30 July 2006

Going the Extremadura Mile

Many in the world of free software are aware that the Spanish region of Extremadura has been installing GNU/Linux in its schools. It has even created its own distribution called GNU/Linex. This project began many years ago - the roots go back to 1998 - and most people probably assumed it had all fizzled out.

Far from it. For the Extramadura government has now announced that it would be going even further:

All the computers of the Junta of Extremadura (goverment state of Spain) will be running free software within a year.
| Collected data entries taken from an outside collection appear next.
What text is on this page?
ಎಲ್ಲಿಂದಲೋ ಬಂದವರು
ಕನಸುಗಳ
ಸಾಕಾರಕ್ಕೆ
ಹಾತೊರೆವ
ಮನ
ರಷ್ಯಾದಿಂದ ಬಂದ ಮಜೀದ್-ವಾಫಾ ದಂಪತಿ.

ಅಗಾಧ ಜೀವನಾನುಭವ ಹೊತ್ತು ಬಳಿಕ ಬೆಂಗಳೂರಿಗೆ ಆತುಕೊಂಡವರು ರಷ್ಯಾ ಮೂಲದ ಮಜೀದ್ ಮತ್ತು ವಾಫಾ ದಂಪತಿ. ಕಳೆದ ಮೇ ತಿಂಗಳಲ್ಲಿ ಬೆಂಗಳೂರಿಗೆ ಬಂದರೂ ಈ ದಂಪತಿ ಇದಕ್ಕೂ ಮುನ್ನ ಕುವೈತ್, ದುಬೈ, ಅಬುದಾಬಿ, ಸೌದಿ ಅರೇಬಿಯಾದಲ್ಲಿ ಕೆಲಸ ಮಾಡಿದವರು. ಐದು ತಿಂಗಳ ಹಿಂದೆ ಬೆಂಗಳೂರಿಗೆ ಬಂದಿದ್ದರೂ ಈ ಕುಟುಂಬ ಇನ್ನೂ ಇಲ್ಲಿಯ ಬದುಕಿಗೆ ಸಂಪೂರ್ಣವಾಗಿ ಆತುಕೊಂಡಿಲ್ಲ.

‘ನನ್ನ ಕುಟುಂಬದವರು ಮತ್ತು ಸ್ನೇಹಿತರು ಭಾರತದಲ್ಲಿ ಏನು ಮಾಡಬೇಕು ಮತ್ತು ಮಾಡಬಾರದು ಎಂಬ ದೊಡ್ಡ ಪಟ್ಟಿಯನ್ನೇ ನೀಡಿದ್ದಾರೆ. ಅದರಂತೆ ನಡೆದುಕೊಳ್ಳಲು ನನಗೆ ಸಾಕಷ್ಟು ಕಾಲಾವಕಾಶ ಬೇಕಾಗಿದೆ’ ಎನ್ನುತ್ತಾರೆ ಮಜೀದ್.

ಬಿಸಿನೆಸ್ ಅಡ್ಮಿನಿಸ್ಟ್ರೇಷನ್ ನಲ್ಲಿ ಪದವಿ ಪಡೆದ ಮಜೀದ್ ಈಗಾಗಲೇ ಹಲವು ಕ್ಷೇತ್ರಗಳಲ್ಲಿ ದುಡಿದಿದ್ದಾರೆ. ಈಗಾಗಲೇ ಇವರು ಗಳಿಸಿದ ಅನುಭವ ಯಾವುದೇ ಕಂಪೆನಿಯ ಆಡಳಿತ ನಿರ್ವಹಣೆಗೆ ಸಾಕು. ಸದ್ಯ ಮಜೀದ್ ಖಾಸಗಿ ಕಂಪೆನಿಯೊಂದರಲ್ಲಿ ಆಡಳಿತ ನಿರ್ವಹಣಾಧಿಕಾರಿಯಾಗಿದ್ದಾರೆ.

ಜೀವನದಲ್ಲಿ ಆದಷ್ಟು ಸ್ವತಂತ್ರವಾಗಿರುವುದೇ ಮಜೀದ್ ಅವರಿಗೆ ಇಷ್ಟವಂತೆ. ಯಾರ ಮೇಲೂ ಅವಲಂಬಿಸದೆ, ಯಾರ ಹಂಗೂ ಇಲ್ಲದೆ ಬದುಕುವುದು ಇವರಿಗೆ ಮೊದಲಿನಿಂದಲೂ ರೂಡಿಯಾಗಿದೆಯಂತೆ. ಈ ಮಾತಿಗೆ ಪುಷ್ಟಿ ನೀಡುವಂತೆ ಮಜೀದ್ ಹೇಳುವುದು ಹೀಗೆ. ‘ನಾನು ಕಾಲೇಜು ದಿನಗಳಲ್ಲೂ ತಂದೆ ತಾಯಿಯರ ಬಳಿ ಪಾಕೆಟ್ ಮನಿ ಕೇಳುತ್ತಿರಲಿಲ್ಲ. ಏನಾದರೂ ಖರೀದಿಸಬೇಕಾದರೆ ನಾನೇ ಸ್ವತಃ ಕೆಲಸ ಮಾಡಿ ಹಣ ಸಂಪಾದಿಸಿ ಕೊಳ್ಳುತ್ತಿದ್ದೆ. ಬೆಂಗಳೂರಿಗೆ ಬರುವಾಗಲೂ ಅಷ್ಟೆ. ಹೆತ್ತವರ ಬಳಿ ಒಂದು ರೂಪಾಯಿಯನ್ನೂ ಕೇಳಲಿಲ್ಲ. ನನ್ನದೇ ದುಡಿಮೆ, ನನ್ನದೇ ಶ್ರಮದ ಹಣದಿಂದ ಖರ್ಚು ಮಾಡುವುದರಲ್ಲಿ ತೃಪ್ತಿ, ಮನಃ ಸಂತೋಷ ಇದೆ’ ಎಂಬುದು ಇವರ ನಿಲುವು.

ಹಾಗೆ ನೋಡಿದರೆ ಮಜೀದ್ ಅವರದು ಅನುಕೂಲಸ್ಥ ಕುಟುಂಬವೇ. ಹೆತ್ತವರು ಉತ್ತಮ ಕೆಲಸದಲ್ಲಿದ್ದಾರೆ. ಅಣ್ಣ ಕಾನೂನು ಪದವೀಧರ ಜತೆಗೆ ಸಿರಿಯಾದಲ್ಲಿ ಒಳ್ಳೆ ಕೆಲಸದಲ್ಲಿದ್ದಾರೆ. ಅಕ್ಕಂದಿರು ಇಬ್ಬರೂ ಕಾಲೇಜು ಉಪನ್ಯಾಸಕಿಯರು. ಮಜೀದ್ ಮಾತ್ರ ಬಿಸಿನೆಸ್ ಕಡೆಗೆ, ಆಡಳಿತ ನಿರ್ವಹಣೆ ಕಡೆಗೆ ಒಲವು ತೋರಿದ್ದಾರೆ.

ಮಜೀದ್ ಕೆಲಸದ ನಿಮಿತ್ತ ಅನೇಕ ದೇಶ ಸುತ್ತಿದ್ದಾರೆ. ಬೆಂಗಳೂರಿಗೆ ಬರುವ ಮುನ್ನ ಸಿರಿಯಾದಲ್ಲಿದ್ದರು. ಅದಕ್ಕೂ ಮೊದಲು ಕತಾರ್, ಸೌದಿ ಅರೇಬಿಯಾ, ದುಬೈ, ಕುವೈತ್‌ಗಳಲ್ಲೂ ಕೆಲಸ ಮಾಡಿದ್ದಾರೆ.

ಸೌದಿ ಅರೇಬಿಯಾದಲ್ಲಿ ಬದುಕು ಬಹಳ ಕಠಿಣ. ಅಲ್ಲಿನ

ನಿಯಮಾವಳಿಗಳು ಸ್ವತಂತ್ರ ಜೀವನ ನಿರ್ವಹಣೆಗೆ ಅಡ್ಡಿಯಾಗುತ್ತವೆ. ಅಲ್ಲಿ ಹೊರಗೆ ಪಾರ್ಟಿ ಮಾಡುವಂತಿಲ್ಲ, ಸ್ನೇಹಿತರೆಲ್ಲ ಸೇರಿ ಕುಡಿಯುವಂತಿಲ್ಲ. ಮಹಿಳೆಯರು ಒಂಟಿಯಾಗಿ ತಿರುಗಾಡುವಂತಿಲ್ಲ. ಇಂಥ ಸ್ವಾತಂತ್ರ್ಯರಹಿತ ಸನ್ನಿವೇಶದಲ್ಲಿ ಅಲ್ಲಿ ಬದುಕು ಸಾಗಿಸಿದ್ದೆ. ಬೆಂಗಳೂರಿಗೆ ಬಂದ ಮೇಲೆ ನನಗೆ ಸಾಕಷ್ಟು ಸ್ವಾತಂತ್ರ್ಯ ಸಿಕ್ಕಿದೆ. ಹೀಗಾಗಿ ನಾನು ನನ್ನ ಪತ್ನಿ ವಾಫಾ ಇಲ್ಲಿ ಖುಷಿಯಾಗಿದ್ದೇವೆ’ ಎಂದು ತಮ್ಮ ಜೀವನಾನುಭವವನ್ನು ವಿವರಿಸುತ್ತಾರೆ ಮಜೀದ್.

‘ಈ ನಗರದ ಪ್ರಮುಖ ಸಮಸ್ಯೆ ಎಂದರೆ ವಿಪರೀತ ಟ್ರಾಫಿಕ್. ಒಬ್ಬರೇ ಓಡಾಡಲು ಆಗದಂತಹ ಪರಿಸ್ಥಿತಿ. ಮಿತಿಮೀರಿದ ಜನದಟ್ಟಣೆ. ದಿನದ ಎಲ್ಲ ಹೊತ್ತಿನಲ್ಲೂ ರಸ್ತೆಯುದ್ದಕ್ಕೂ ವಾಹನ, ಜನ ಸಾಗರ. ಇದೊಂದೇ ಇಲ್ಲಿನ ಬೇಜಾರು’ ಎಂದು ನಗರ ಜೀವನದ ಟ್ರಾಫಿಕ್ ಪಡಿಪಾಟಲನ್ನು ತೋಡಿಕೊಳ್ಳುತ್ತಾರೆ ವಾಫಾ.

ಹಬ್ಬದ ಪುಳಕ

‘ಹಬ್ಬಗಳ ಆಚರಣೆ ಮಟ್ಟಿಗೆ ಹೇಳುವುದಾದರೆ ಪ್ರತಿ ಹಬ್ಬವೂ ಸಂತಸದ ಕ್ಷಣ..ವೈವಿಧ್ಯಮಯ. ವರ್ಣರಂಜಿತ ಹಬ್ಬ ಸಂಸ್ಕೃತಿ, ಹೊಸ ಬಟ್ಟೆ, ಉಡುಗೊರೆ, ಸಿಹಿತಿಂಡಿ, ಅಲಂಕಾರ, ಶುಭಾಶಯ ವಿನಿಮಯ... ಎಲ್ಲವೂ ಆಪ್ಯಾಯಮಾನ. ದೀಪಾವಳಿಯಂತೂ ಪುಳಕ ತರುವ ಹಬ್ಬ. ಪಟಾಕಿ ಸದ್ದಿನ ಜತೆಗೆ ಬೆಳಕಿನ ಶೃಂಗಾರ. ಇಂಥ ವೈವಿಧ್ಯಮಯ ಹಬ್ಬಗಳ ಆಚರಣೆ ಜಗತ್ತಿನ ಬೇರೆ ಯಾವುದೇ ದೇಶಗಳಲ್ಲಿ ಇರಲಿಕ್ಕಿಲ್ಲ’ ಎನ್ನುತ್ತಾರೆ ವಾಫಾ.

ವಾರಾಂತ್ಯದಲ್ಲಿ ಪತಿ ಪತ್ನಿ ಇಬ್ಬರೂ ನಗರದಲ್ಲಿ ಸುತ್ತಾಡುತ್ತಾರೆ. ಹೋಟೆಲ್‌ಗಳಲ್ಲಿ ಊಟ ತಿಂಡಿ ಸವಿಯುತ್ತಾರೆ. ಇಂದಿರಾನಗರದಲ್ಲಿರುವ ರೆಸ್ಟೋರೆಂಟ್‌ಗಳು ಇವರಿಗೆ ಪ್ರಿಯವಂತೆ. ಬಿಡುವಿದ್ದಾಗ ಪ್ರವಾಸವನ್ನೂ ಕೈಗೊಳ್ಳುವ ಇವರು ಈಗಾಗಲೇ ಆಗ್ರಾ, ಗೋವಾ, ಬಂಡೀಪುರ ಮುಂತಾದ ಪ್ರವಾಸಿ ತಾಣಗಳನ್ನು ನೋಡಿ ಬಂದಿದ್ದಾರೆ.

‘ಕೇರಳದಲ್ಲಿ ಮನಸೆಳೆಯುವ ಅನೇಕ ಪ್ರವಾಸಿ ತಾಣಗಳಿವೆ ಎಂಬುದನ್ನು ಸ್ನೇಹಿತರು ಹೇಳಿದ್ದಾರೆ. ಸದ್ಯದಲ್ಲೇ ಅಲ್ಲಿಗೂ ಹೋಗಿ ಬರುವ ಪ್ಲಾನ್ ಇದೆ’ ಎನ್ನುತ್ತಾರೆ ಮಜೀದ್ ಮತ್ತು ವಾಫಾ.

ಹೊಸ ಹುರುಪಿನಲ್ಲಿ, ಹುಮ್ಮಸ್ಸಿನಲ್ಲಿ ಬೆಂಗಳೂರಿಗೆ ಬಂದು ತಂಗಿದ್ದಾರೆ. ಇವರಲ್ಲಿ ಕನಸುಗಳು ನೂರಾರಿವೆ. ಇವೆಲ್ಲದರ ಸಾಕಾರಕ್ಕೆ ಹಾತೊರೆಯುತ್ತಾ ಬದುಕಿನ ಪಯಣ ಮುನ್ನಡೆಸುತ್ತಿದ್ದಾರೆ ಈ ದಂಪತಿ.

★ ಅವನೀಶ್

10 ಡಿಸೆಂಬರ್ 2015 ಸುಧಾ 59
This project makes the Regional Government the first Public Administration to adopt standards upheld by international organizations, that favour "technological innovation and the reduction of user dependency.

The councillor for Infrastructures and Technological Development, Luis Millán de Vázquez de Miguel, met the press this Friday to inform about the agreements reached in the last board meeting of the Government held last June 25. In said meeting, it was agreed that all the computers of the Junta of Extremadura would have to be adapted to free software office tools and gnuLinEx (the local flavour of Debian GNU/Linux) within one year.

Thus, as from now on, all workers of the public administration must use open document formats (ISO/IEC DIS 26300) for their office applications for information and creating administrative processes, as well as PDF/A (Portable Document Format ISO 19005-1:2005) for Exchange Documents, when guaranteed unalterable visualization is required.

That is open source, and OpenDocument too.

But what's most interesting about this announcement is that it shows how mighty oaks can grow from small acorns: once organisations have tried free software and discovered how good it is, it becomes much easier to move on to larger-scale implementations. This, in its turn, shows that every open source project, now matter how small, is important.